P:Some scenes in Japanese houses of prostitution.
P:Seven scenes from the famed French newsreel which happened to catch a skidding automobile as it sideswiped & killed a woman.
P:Three pages about Queen Mary's hats, with the late George V remarking, balloon-wise like a comic-strip character, ''Mary, I don't like that hat. I can't see your hair."
P:''When Is a Woman Actually a Woman?" with pictures of recently famed hermaphrodites.
P:Mexican Cinemactress Dolores Del Rio, almost lifesize, in color. P:A "composograph" (frankly doctored picture) of Gypsy Rose Lee. strip teaser, in conversation with Mrs. Harrison Williams, "world's best-dressed woman." Sample imaginary dialog: Williams: "I never wear the same thing twice. And you?" Lee: "I never put off tomorrow what I can put off today."
P:A half-page of undraped, inanimate female clothes models.
Captions under these pictorial features were written with an elementary terseness not unlike the style of the late great Arthur Brisbane (TIME, Jan. 4). Resulting journalistic tone throughout Look was reminiscent of the Hearst Sunday supplements, also of Bernarr Macfadden's dizzy, long-dead tabloid New York Evening Graphic.
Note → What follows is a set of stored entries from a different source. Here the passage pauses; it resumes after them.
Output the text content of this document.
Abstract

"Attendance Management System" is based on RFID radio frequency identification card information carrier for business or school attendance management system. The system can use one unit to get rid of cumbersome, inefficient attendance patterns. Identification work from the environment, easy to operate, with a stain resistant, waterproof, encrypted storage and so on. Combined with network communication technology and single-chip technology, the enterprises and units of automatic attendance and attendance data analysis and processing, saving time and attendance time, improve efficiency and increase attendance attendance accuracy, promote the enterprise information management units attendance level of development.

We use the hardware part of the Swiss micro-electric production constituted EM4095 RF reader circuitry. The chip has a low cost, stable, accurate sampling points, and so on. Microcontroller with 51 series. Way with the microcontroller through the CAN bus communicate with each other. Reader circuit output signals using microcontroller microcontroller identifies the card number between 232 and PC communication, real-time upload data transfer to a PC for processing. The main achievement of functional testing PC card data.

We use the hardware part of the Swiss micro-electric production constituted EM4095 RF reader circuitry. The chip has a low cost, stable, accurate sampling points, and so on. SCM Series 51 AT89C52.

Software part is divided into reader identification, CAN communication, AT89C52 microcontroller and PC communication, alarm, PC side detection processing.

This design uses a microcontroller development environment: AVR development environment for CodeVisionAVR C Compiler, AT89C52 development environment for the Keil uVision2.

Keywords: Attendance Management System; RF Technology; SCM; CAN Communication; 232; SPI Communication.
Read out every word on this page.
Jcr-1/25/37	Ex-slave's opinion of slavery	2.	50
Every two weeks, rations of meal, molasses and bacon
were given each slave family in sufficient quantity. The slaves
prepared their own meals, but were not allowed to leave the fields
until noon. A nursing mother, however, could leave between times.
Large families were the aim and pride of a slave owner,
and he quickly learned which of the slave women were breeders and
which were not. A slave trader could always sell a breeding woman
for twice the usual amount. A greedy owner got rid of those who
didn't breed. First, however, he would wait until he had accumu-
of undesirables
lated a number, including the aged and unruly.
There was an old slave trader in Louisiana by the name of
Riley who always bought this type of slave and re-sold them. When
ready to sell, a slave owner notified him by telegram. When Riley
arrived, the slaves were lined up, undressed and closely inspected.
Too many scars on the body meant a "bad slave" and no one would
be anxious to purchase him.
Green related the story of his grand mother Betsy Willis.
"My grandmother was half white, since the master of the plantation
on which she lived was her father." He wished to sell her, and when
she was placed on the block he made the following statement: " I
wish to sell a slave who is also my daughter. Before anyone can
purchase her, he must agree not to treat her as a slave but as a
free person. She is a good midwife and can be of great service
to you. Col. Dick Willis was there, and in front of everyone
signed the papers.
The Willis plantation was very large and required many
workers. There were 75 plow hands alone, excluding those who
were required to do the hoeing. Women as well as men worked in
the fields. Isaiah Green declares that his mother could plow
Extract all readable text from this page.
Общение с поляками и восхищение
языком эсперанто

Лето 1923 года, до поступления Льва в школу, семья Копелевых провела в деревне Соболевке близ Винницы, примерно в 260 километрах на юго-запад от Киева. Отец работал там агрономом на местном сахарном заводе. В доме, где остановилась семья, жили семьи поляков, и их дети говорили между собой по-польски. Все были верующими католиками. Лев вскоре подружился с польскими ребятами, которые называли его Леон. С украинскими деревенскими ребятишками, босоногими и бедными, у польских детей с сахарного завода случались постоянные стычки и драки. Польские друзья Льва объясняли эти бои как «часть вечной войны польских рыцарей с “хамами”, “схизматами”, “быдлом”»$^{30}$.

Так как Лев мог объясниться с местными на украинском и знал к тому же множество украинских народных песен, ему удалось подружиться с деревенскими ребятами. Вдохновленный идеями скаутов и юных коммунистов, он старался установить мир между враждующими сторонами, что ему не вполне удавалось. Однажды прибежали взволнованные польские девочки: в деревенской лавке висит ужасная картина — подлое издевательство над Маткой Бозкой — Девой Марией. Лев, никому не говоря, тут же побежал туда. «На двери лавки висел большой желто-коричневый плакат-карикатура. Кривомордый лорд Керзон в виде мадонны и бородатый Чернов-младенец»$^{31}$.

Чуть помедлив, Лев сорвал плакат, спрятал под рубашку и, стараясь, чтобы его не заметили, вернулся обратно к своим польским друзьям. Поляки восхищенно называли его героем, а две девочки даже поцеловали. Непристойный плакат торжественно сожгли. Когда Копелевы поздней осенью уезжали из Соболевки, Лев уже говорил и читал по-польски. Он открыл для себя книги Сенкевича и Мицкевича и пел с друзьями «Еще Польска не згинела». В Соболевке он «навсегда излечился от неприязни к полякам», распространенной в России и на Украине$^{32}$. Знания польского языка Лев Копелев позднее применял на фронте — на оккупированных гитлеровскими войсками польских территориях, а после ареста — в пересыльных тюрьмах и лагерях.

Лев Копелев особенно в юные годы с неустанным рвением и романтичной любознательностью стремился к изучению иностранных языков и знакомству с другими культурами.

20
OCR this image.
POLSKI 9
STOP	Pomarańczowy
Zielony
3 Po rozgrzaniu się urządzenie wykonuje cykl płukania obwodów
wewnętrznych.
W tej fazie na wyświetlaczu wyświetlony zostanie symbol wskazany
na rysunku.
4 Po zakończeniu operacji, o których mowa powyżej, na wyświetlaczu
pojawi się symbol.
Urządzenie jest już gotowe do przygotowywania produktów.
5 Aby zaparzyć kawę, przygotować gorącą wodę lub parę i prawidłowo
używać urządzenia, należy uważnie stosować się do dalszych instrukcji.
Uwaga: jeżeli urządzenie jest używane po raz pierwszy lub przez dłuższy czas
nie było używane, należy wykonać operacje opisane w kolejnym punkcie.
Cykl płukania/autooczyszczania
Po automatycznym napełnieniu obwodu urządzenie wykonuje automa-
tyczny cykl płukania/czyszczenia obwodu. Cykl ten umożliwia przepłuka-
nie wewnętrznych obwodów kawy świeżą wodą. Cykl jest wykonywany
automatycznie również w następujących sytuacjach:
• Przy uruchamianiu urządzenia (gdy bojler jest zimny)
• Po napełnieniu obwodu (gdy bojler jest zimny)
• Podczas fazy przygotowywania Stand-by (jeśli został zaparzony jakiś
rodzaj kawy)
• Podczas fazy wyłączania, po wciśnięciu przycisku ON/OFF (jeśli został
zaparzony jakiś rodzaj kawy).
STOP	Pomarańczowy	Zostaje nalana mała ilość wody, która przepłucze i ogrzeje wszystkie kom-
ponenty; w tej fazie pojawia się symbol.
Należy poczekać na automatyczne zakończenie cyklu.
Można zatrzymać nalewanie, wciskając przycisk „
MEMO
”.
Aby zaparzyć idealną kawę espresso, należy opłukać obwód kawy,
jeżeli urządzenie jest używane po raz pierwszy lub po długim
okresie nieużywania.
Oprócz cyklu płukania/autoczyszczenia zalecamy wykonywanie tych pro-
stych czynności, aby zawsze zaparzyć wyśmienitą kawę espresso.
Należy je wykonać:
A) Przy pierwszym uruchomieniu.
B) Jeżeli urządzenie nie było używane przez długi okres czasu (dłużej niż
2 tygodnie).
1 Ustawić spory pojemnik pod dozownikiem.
Neither Hearst nor Macfadden was responsible for Look, but two young men of Iowa. Aided & abetted by his brother John, 33-year-old Gardner ("Mike") Cowles Jr. of the Des Moines Register and Tribune and Minneapolis Star had long been a publisher who knew how to put pictures together so well that he found it profitable to syndicate his layouts to other publishers. No magazine man. when Mike Cowles was smitten with the idea for Look, he talked it over with his Des Moines friend & neighbor Fred Bohen, president of Better Homes & Gardens and Successful Farming. Fred Bohen was so tickled that he not only gave his blessing but asked if he could buy in.
Meanwhile, TIME, Inc. was launching LIFE from Manhattan as a picture weekly. Conferring with LIFE'S editors, Mike Cowles saw no reason why Look should not find a lower, broader field as a picture monthly. He put up $300.000 of his own and his brother's money to find out if he was right. Friends like Fred Bohen came in for $200,000 more. In spite of his big circulation plans (400.000 first issue). Publisher Cowles announced that, for the present, Look would solicit no advertising. To tradepapers he announced that Look would have "reader interest for yourself, for your wife, for your private secretary, for your office boy." To the public he merely stated that Look was "the most interesting magazine in the world." To insure future lookers, part of the next number's contents were revealed in the first issue: "MYSTERY GIRL. Why can't she be killed?" A brunette in a cat-skin hypnotizing an alligator; "GIRL
LICKS CHAMP," a shot of a husky dancer clamping a leg lock on a wrestler's neck; "SHIP WRECKED!" with a preview of drowned bodies cast up by the sea.